March ended with us finishing the exploration of expressionist colors and abstract art in the Annette Compton book. We worked on a range of exercises suitable for all skill levels. It is hard to get your head around abstract painting when you are used to painting and thinking realistic.  The class was ready, and came up with some great images. The Compton book will continue to be a good reference for watercolor artists.

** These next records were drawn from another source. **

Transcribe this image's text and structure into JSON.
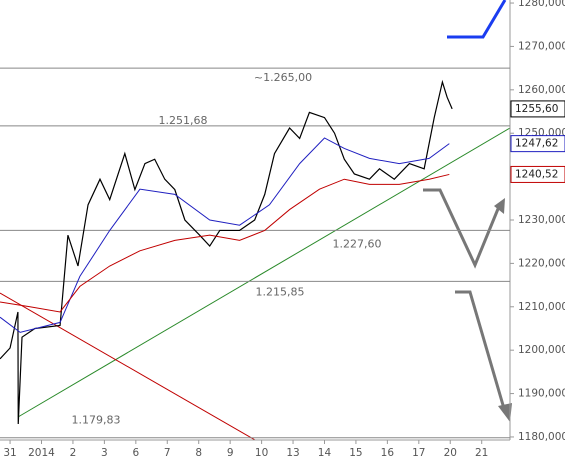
{
  "chart_data": {
    "type": "line",
    "xlim": [
      -0.32,
      15.9
    ],
    "ylim": [
      1179.3,
      1280.7
    ],
    "yticks": [
      {
        "value": 1180,
        "label": "1180,000"
      },
      {
        "value": 1190,
        "label": "1190,000"
      },
      {
        "value": 1200,
        "label": "1200,000"
      },
      {
        "value": 1210,
        "label": "1210,000"
      },
      {
        "value": 1220,
        "label": "1220,000"
      },
      {
        "value": 1230,
        "label": "1230,000"
      },
      {
        "value": 1240,
        "label": "1240,000"
      },
      {
        "value": 1250,
        "label": "1250,000"
      },
      {
        "value": 1260,
        "label": "1260,000"
      },
      {
        "value": 1270,
        "label": "1270,000"
      },
      {
        "value": 1280,
        "label": "1280,000"
      }
    ],
    "categories": [
      "31",
      "2014",
      "2",
      "3",
      "6",
      "7",
      "8",
      "9",
      "10",
      "13",
      "14",
      "15",
      "16",
      "17",
      "20",
      "21"
    ],
    "levels": [
      {
        "value": 1265,
        "label": "~1.265,00"
      },
      {
        "value": 1251.68,
        "label": "1.251,68"
      },
      {
        "value": 1227.6,
        "label": "1.227,60"
      },
      {
        "value": 1215.85,
        "label": "1.215,85"
      },
      {
        "value": 1179.83,
        "label": "1.179,83"
      }
    ],
    "series": [
      {
        "color": "#000000",
        "last_label": "1255,60",
        "x": [
          -0.32,
          0,
          0.25,
          0.26,
          0.38,
          0.79,
          1.59,
          1.84,
          2.16,
          2.48,
          2.86,
          3.17,
          3.65,
          3.97,
          4.29,
          4.6,
          4.92,
          5.24,
          5.56,
          6.03,
          6.35,
          6.67,
          7.3,
          7.78,
          8.1,
          8.41,
          8.89,
          9.21,
          9.52,
          10,
          10.32,
          10.63,
          10.95,
          11.43,
          11.75,
          12.22,
          12.7,
          13.17,
          13.49,
          13.75,
          13.9,
          14.06
        ],
        "values": [
          1198,
          1200.5,
          1208.8,
          1183,
          1203,
          1205,
          1205.7,
          1226.5,
          1219.4,
          1233.5,
          1239.4,
          1234.7,
          1245.3,
          1237,
          1243,
          1244,
          1239.4,
          1237,
          1230,
          1226.5,
          1224,
          1227.6,
          1227.6,
          1230,
          1235.9,
          1245.3,
          1251.2,
          1248.8,
          1254.8,
          1253.6,
          1250,
          1244,
          1240.6,
          1239.4,
          1241.8,
          1239.4,
          1243,
          1241.8,
          1253.6,
          1261.8,
          1258.3,
          1255.6
        ]
      },
      {
        "color": "#2020c0",
        "last_label": "1247,62",
        "x": [
          -0.32,
          0.32,
          1.59,
          2.22,
          3.17,
          4.13,
          5.24,
          6.35,
          7.3,
          8.25,
          9.21,
          10,
          10.63,
          11.43,
          12.38,
          13.33,
          13.97
        ],
        "values": [
          1207.6,
          1204.1,
          1206.4,
          1217,
          1227.6,
          1237.1,
          1235.9,
          1230,
          1228.8,
          1233.5,
          1243,
          1248.9,
          1246.5,
          1244.2,
          1243,
          1244.2,
          1247.6
        ]
      },
      {
        "color": "#c00000",
        "last_label": "1240,52",
        "x": [
          -0.32,
          0.63,
          1.59,
          2.22,
          3.17,
          4.13,
          5.24,
          6.35,
          7.3,
          8.1,
          8.89,
          9.84,
          10.63,
          11.43,
          12.38,
          13.33,
          13.97
        ],
        "values": [
          1211.1,
          1210,
          1208.8,
          1214.7,
          1219.4,
          1222.9,
          1225.3,
          1226.5,
          1225.3,
          1227.6,
          1232.4,
          1237.1,
          1239.4,
          1238.2,
          1238.2,
          1239.4,
          1240.5
        ]
      }
    ]
  }
}
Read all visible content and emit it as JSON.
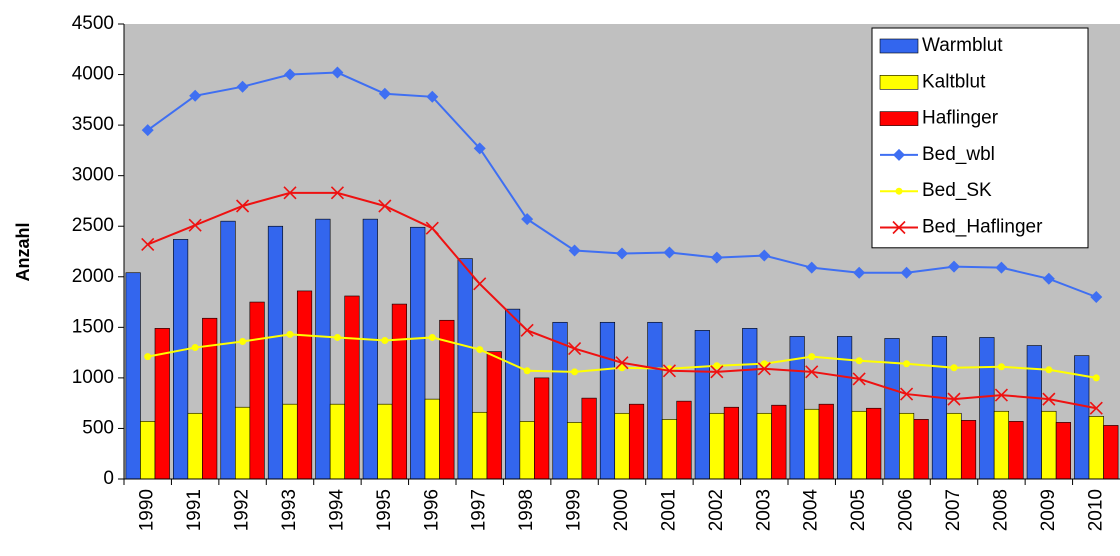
{
  "chart_data": {
    "type": "bar-line",
    "y_label": "Anzahl",
    "categories": [
      "1990",
      "1991",
      "1992",
      "1993",
      "1994",
      "1995",
      "1996",
      "1997",
      "1998",
      "1999",
      "2000",
      "2001",
      "2002",
      "2003",
      "2004",
      "2005",
      "2006",
      "2007",
      "2008",
      "2009",
      "2010"
    ],
    "series": [
      {
        "name": "Warmblut",
        "type": "bar",
        "color": "#3366ee",
        "values": [
          2040,
          2370,
          2550,
          2500,
          2570,
          2570,
          2490,
          2180,
          1680,
          1550,
          1550,
          1550,
          1470,
          1490,
          1410,
          1410,
          1390,
          1410,
          1400,
          1320,
          1220
        ]
      },
      {
        "name": "Kaltblut",
        "type": "bar",
        "color": "#ffff00",
        "values": [
          570,
          650,
          710,
          740,
          740,
          740,
          790,
          660,
          570,
          560,
          650,
          590,
          650,
          650,
          690,
          670,
          650,
          650,
          670,
          670,
          620
        ]
      },
      {
        "name": "Haflinger",
        "type": "bar",
        "color": "#ff0000",
        "values": [
          1490,
          1590,
          1750,
          1860,
          1810,
          1730,
          1570,
          1260,
          1000,
          800,
          740,
          770,
          710,
          730,
          740,
          700,
          590,
          580,
          570,
          560,
          530
        ]
      },
      {
        "name": "Bed_wbl",
        "type": "line",
        "marker": "diamond",
        "color": "#3f6ff2",
        "values": [
          3450,
          3790,
          3880,
          4000,
          4020,
          3810,
          3780,
          3270,
          2570,
          2260,
          2230,
          2240,
          2190,
          2210,
          2090,
          2040,
          2040,
          2100,
          2090,
          1980,
          1800
        ]
      },
      {
        "name": "Bed_SK",
        "type": "line",
        "marker": "circle",
        "color": "#ffff00",
        "values": [
          1210,
          1300,
          1360,
          1430,
          1400,
          1370,
          1400,
          1280,
          1070,
          1060,
          1100,
          1090,
          1120,
          1140,
          1210,
          1170,
          1140,
          1100,
          1110,
          1080,
          1000
        ]
      },
      {
        "name": "Bed_Haflinger",
        "type": "line",
        "marker": "x",
        "color": "#ee1111",
        "values": [
          2320,
          2510,
          2700,
          2830,
          2830,
          2700,
          2480,
          1930,
          1470,
          1290,
          1150,
          1070,
          1060,
          1090,
          1060,
          990,
          840,
          790,
          830,
          790,
          700
        ]
      }
    ],
    "ylim": [
      0,
      4500
    ],
    "yticks": [
      0,
      500,
      1000,
      1500,
      2000,
      2500,
      3000,
      3500,
      4000,
      4500
    ],
    "legend": "top-right",
    "plot_background": "#c0c0c0"
  }
}
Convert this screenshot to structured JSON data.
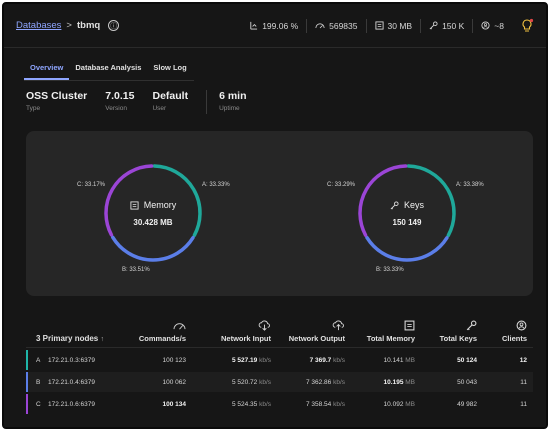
{
  "breadcrumb": {
    "root": "Databases",
    "separator": ">",
    "db": "tbmq",
    "info_icon": "ⓘ"
  },
  "stats": [
    {
      "icon": "cpu-icon",
      "value": "199.06 %"
    },
    {
      "icon": "gauge-icon",
      "value": "569835"
    },
    {
      "icon": "memory-icon",
      "value": "30 MB"
    },
    {
      "icon": "key-icon",
      "value": "150 K"
    },
    {
      "icon": "clients-icon",
      "value": "~8"
    }
  ],
  "tabs": [
    {
      "label": "Overview",
      "active": true
    },
    {
      "label": "Database Analysis",
      "active": false
    },
    {
      "label": "Slow Log",
      "active": false
    }
  ],
  "info": [
    {
      "value": "OSS Cluster",
      "label": "Type"
    },
    {
      "value": "7.0.15",
      "label": "Version"
    },
    {
      "value": "Default",
      "label": "User"
    },
    {
      "value": "6 min",
      "label": "Uptime"
    }
  ],
  "memory_chart": {
    "title": "Memory",
    "total": "30.428 MB",
    "slices": [
      {
        "label": "A: 33.33%",
        "value": 33.33,
        "color": "#1fa89a"
      },
      {
        "label": "B: 33.51%",
        "value": 33.51,
        "color": "#5b7ee8"
      },
      {
        "label": "C: 33.17%",
        "value": 33.17,
        "color": "#9b45d6"
      }
    ]
  },
  "keys_chart": {
    "title": "Keys",
    "total": "150 149",
    "slices": [
      {
        "label": "A: 33.38%",
        "value": 33.38,
        "color": "#1fa89a"
      },
      {
        "label": "B: 33.33%",
        "value": 33.33,
        "color": "#5b7ee8"
      },
      {
        "label": "C: 33.29%",
        "value": 33.29,
        "color": "#9b45d6"
      }
    ]
  },
  "table": {
    "nodes_header": "3 Primary nodes",
    "sort_arrow": "↑",
    "headers": [
      "Commands/s",
      "Network Input",
      "Network Output",
      "Total Memory",
      "Total Keys",
      "Clients"
    ],
    "rows": [
      {
        "letter": "A",
        "addr": "172.21.0.3:6379",
        "cmd": "100 123",
        "ni": "5 527.19",
        "ni_unit": "kb/s",
        "no": "7 369.7",
        "no_unit": "kb/s",
        "tm": "10.141",
        "tm_unit": "MB",
        "tk": "50 124",
        "cl": "12"
      },
      {
        "letter": "B",
        "addr": "172.21.0.4:6379",
        "cmd": "100 062",
        "ni": "5 520.72",
        "ni_unit": "kb/s",
        "no": "7 362.86",
        "no_unit": "kb/s",
        "tm": "10.195",
        "tm_unit": "MB",
        "tk": "50 043",
        "cl": "11"
      },
      {
        "letter": "C",
        "addr": "172.21.0.6:6379",
        "cmd": "100 134",
        "ni": "5 524.35",
        "ni_unit": "kb/s",
        "no": "7 358.54",
        "no_unit": "kb/s",
        "tm": "10.092",
        "tm_unit": "MB",
        "tk": "49 982",
        "cl": "11"
      }
    ]
  }
}
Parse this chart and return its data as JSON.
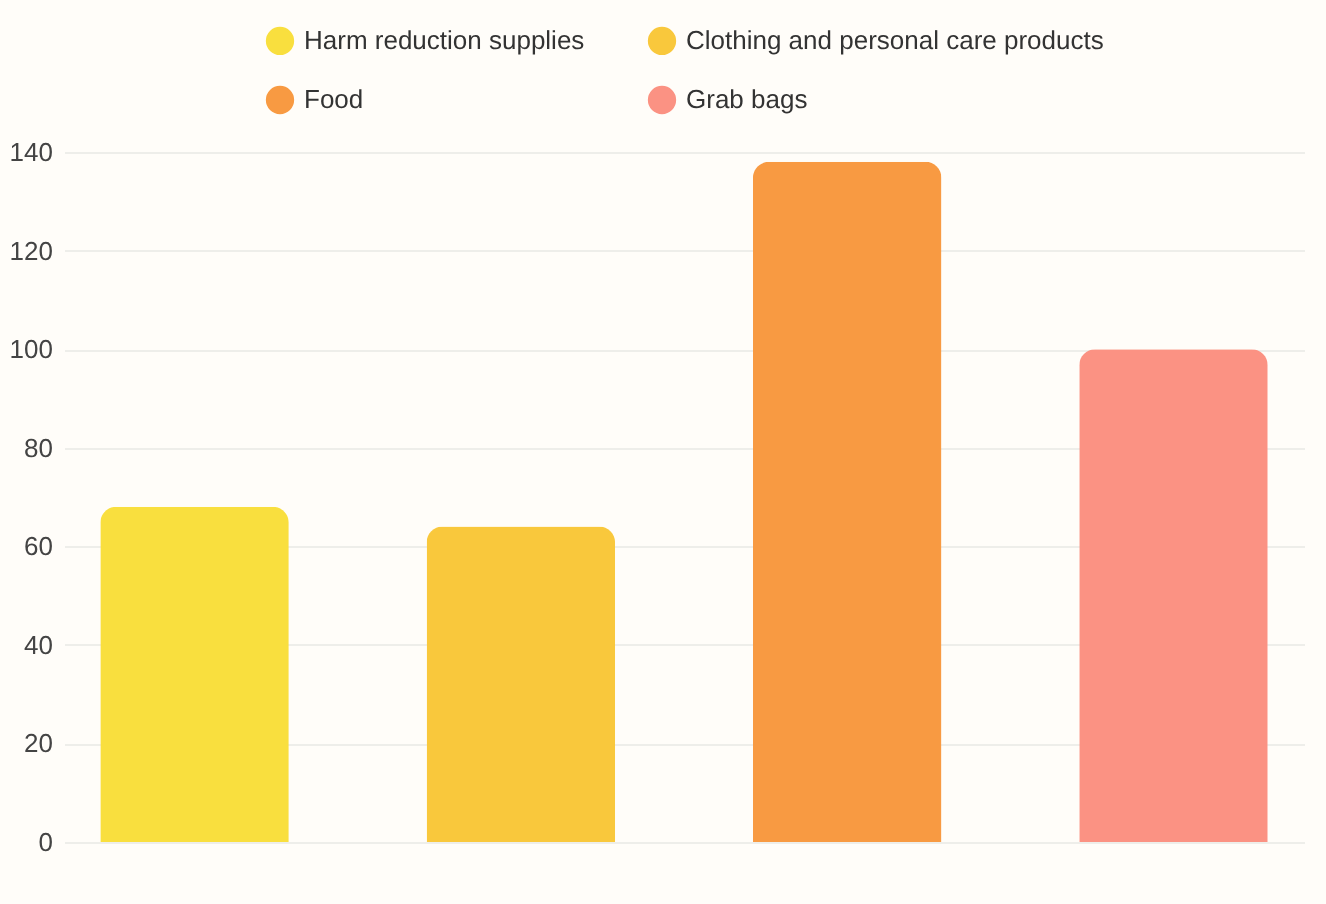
{
  "chart_data": {
    "type": "bar",
    "categories": [
      null,
      null,
      null,
      null
    ],
    "series": [
      {
        "name": "Harm reduction supplies",
        "color": "#f9df3e",
        "values": [
          68,
          null,
          null,
          null
        ]
      },
      {
        "name": "Clothing and personal care products",
        "color": "#f9c83c",
        "values": [
          null,
          64,
          null,
          null
        ]
      },
      {
        "name": "Food",
        "color": "#f89a42",
        "values": [
          null,
          null,
          138,
          null
        ]
      },
      {
        "name": "Grab bags",
        "color": "#fb9283",
        "values": [
          null,
          null,
          null,
          100
        ]
      }
    ],
    "ylim": [
      0,
      140
    ],
    "yticks": [
      0,
      20,
      40,
      60,
      80,
      100,
      120,
      140
    ],
    "grid": "y",
    "legend": "top",
    "tick_labels": "y"
  }
}
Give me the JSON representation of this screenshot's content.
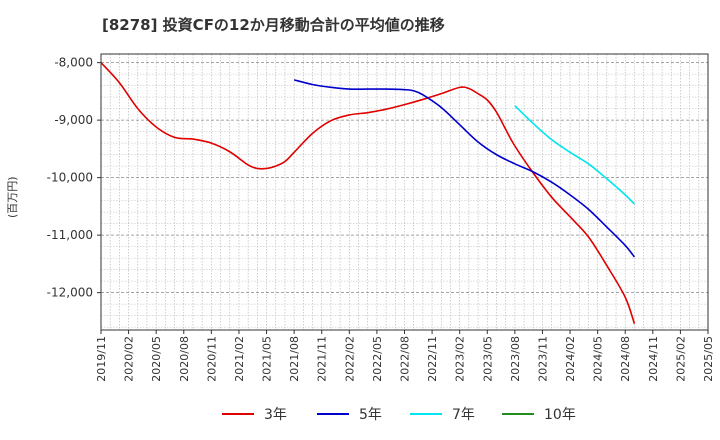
{
  "chart_data": {
    "type": "line",
    "title": "[8278]  投資CFの12か月移動合計の平均値の推移",
    "ylabel": "(百万円)",
    "xlabel": "",
    "ylim": [
      -12650,
      -7850
    ],
    "yticks": [
      -8000,
      -9000,
      -10000,
      -11000,
      -12000
    ],
    "ytick_labels": [
      "-8,000",
      "-9,000",
      "-10,000",
      "-11,000",
      "-12,000"
    ],
    "x_range": [
      "2019-11",
      "2025-05"
    ],
    "xtick_labels": [
      "2019/11",
      "2020/02",
      "2020/05",
      "2020/08",
      "2020/11",
      "2021/02",
      "2021/05",
      "2021/08",
      "2021/11",
      "2022/02",
      "2022/05",
      "2022/08",
      "2022/11",
      "2023/02",
      "2023/05",
      "2023/08",
      "2023/11",
      "2024/02",
      "2024/05",
      "2024/08",
      "2024/11",
      "2025/02",
      "2025/05"
    ],
    "grid": true,
    "legend_position": "bottom",
    "series": [
      {
        "name": "3年",
        "color": "#e00000",
        "points": [
          [
            "2019-11",
            -8000
          ],
          [
            "2020-01",
            -8350
          ],
          [
            "2020-03",
            -8800
          ],
          [
            "2020-05",
            -9120
          ],
          [
            "2020-07",
            -9300
          ],
          [
            "2020-09",
            -9330
          ],
          [
            "2020-11",
            -9400
          ],
          [
            "2021-01",
            -9550
          ],
          [
            "2021-03",
            -9780
          ],
          [
            "2021-04",
            -9840
          ],
          [
            "2021-05",
            -9840
          ],
          [
            "2021-06",
            -9800
          ],
          [
            "2021-07",
            -9720
          ],
          [
            "2021-08",
            -9560
          ],
          [
            "2021-10",
            -9230
          ],
          [
            "2021-12",
            -9010
          ],
          [
            "2022-02",
            -8910
          ],
          [
            "2022-04",
            -8870
          ],
          [
            "2022-06",
            -8810
          ],
          [
            "2022-08",
            -8730
          ],
          [
            "2022-10",
            -8640
          ],
          [
            "2022-12",
            -8540
          ],
          [
            "2023-02",
            -8430
          ],
          [
            "2023-03",
            -8450
          ],
          [
            "2023-04",
            -8540
          ],
          [
            "2023-05",
            -8650
          ],
          [
            "2023-06",
            -8860
          ],
          [
            "2023-07",
            -9160
          ],
          [
            "2023-08",
            -9450
          ],
          [
            "2023-10",
            -9920
          ],
          [
            "2023-12",
            -10340
          ],
          [
            "2024-02",
            -10680
          ],
          [
            "2024-04",
            -11030
          ],
          [
            "2024-06",
            -11530
          ],
          [
            "2024-08",
            -12080
          ],
          [
            "2024-09",
            -12540
          ]
        ]
      },
      {
        "name": "5年",
        "color": "#0000cc",
        "points": [
          [
            "2021-08",
            -8300
          ],
          [
            "2021-10",
            -8380
          ],
          [
            "2021-12",
            -8430
          ],
          [
            "2022-02",
            -8460
          ],
          [
            "2022-04",
            -8460
          ],
          [
            "2022-06",
            -8460
          ],
          [
            "2022-08",
            -8470
          ],
          [
            "2022-09",
            -8490
          ],
          [
            "2022-10",
            -8560
          ],
          [
            "2022-12",
            -8780
          ],
          [
            "2023-02",
            -9080
          ],
          [
            "2023-04",
            -9380
          ],
          [
            "2023-06",
            -9600
          ],
          [
            "2023-08",
            -9760
          ],
          [
            "2023-10",
            -9900
          ],
          [
            "2023-12",
            -10080
          ],
          [
            "2024-02",
            -10300
          ],
          [
            "2024-04",
            -10550
          ],
          [
            "2024-06",
            -10860
          ],
          [
            "2024-08",
            -11180
          ],
          [
            "2024-09",
            -11380
          ]
        ]
      },
      {
        "name": "7年",
        "color": "#00e5ee",
        "points": [
          [
            "2023-08",
            -8750
          ],
          [
            "2023-10",
            -9060
          ],
          [
            "2023-12",
            -9340
          ],
          [
            "2024-02",
            -9560
          ],
          [
            "2024-04",
            -9760
          ],
          [
            "2024-06",
            -10020
          ],
          [
            "2024-08",
            -10300
          ],
          [
            "2024-09",
            -10460
          ]
        ]
      },
      {
        "name": "10年",
        "color": "#228b22",
        "points": []
      }
    ]
  }
}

As we transition to other sketching with watercolor, pen and ink classes, I will share with you some of our past exercises, including a captivating Sunflower piece inspired by one of our classes on negative painting.  The reference photo, taken by me was in my family’s garden in Maine.

Image of still life to use for abstraction exercise

Image of  still life made into form shapes

Image of still life abstracted

Thought of the day… “A wet shape you have just painted can be thought of as alive. As long as it remains damp it is active, wanting to move.  Unless you disturb it, it will sit in a puddle, waiting for an opportunity to flow. On a fresh white sheet, it is surrounded by an area of dry paper that is dead, inert. Watercolor pigment will never cross the wet/dry (alive/dead) edge. The moment it reaches the dry paper, it abruptly stops moving, piling up along the dry border, forming a sharp edge. “

Marc Taro Holmes, “The Urban Sketcher”, Page 93, Chapter 3, Watercolor: Bring Sketches to Life with Watercolor.